US Secretary of State Hillary Clinton said that the United States is "going to look at" putting North Korea back on its list of countries that sponsor terrorism following Pyongyang's nuclear and missile tests.
AFP - Secretary of State Hillary Clinton said Sunday the United States is looking at putting North Korea back on its list of countries that sponsor terrorism following Pyongyang's nuclear and missile tests.
In an interview with ABC television, the top US diplomat was asked for a response to a letter from several US senators asking President Barack Obama to put Pyongyang back on the terror list, from which it was removed in October 2008 under former president George W. Bush.
"Well, we're going to look at it," she said.
"There's a process for it. Obviously we would want to see recent evidence of their support for international terrorism," she added. "We're just beginning to look at it."
Obama said Saturday that "North Korea's actions over the last couple of months have been extraordinarily provocative."
The North conducted its second nuclear test last month and defied international criticism by firing a volley of short-range missiles and threatening to attack the capitalist South.
At a press conference in Normandy, where Obama was visiting to mark the 65th D-Day anniversary, the president also said the UN Security Council is working toward a new resolution on North Korea.
He insisted even China and Russia, the two major powers closest to the North, were taking a tougher approach. "They understand how destabilizing North Korea's actions are," Obama said.
Sixteen Republican senators called Wednesday for placing the communist regime back on the terror list, saying the North's "provocative actions must have immediate consequences."

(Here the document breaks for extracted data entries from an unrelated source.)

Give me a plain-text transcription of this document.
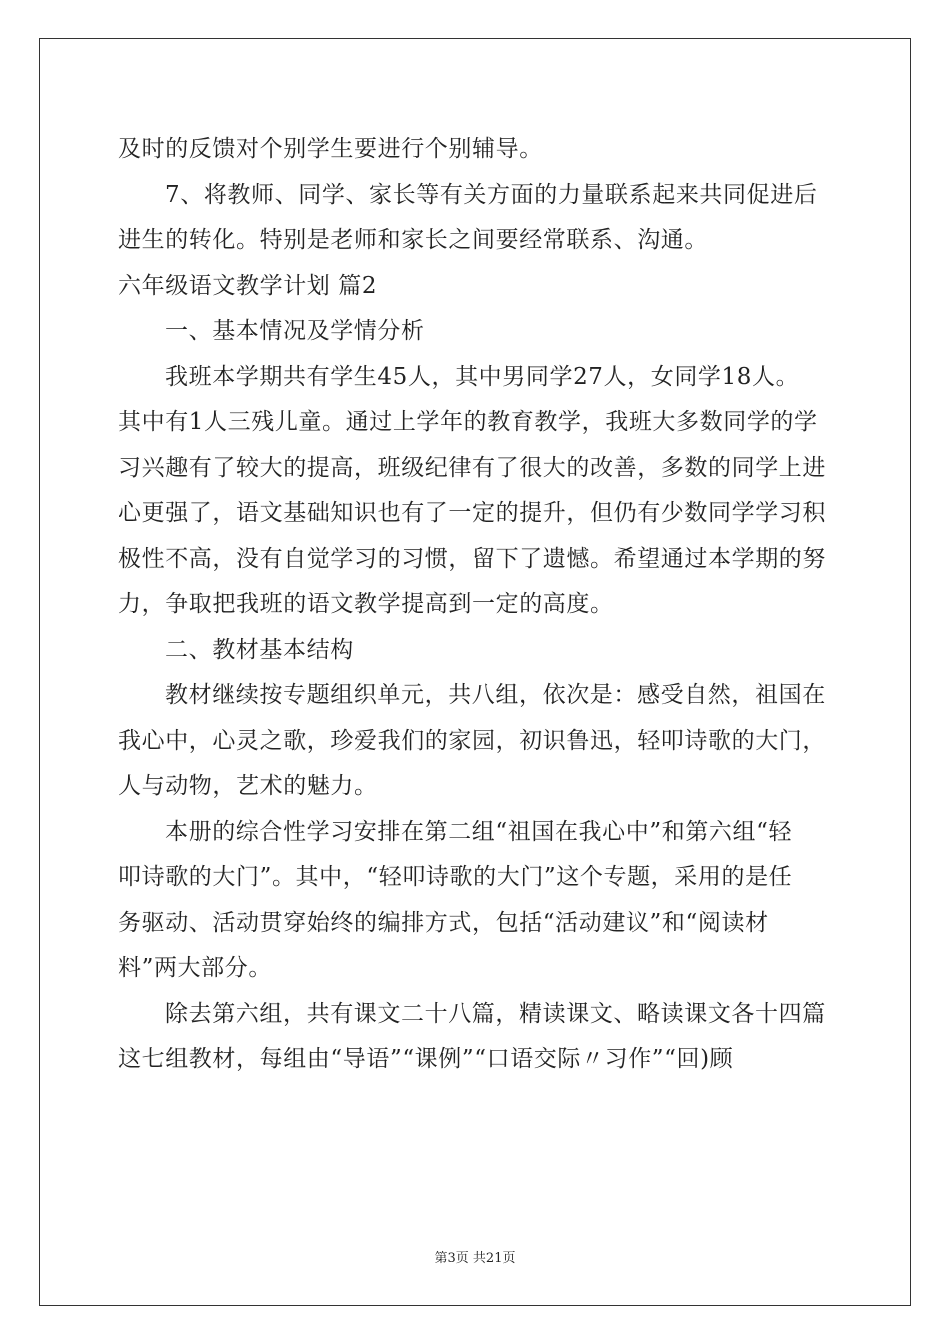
及时的反馈对个别学生要进行个别辅导。
7、将教师、同学、家长等有关方面的力量联系起来共同促进后
进生的转化。特别是老师和家长之间要经常联系、沟通。
六年级语文教学计划 篇2
一、基本情况及学情分析
我班本学期共有学生45人，其中男同学27人，女同学18人。
其中有1人三残儿童。通过上学年的教育教学，我班大多数同学的学
习兴趣有了较大的提高，班级纪律有了很大的改善，多数的同学上进
心更强了，语文基础知识也有了一定的提升，但仍有少数同学学习积
极性不高，没有自觉学习的习惯，留下了遗憾。希望通过本学期的努
力，争取把我班的语文教学提高到一定的高度。
二、教材基本结构
教材继续按专题组织单元，共八组，依次是：感受自然，祖国在
我心中，心灵之歌，珍爱我们的家园，初识鲁迅，轻叩诗歌的大门，
人与动物，艺术的魅力。
本册的综合性学习安排在第二组“祖国在我心中”和第六组“轻
叩诗歌的大门”。其中，“轻叩诗歌的大门”这个专题，采用的是任
务驱动、活动贯穿始终的编排方式，包括“活动建议”和“阅读材
料”两大部分。
除去第六组，共有课文二十八篇，精读课文、略读课文各十四篇
这七组教材，每组由“导语”“课例”“口语交际〃习作”“回)顾
第3页 共21页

Ailing North Korean leader Kim Jong-Il's "regime has never stopped supporting terrorism or joined meaningful negotiations," said Senator Jim DeMint of South Carolina. "In fact, North Korea has done just the opposite and moved closer to equipping terrorists with nuclear weapons."
DeMint and seven other lawmakers had sent a letter to Clinton a day earlier urging her to "immediately" place North Korea back on the blacklist.
Reinstating North Korea on the watchlist would reactivate sanctions lifted in October, when the United States said North Korea had agreed to steps to verify its nuclear disarmament and pledged to resume disabling its atomic plants.
Obama would be able to waive the designation if he certifies to the congress that North Korea has fully disclosed its nuclear activities, has not illegally spread nuclear or missile know-how, has not supported any terrorist groups, and has met other conditions.
North Korea was added to the blacklist on January 20, 1988, following the bombing by its agents of a KAL plane on November 29, 1987 which killed all 115 on board.
The State Department said late last year that the North was not known to have sponsored any terrorist acts since that bombing.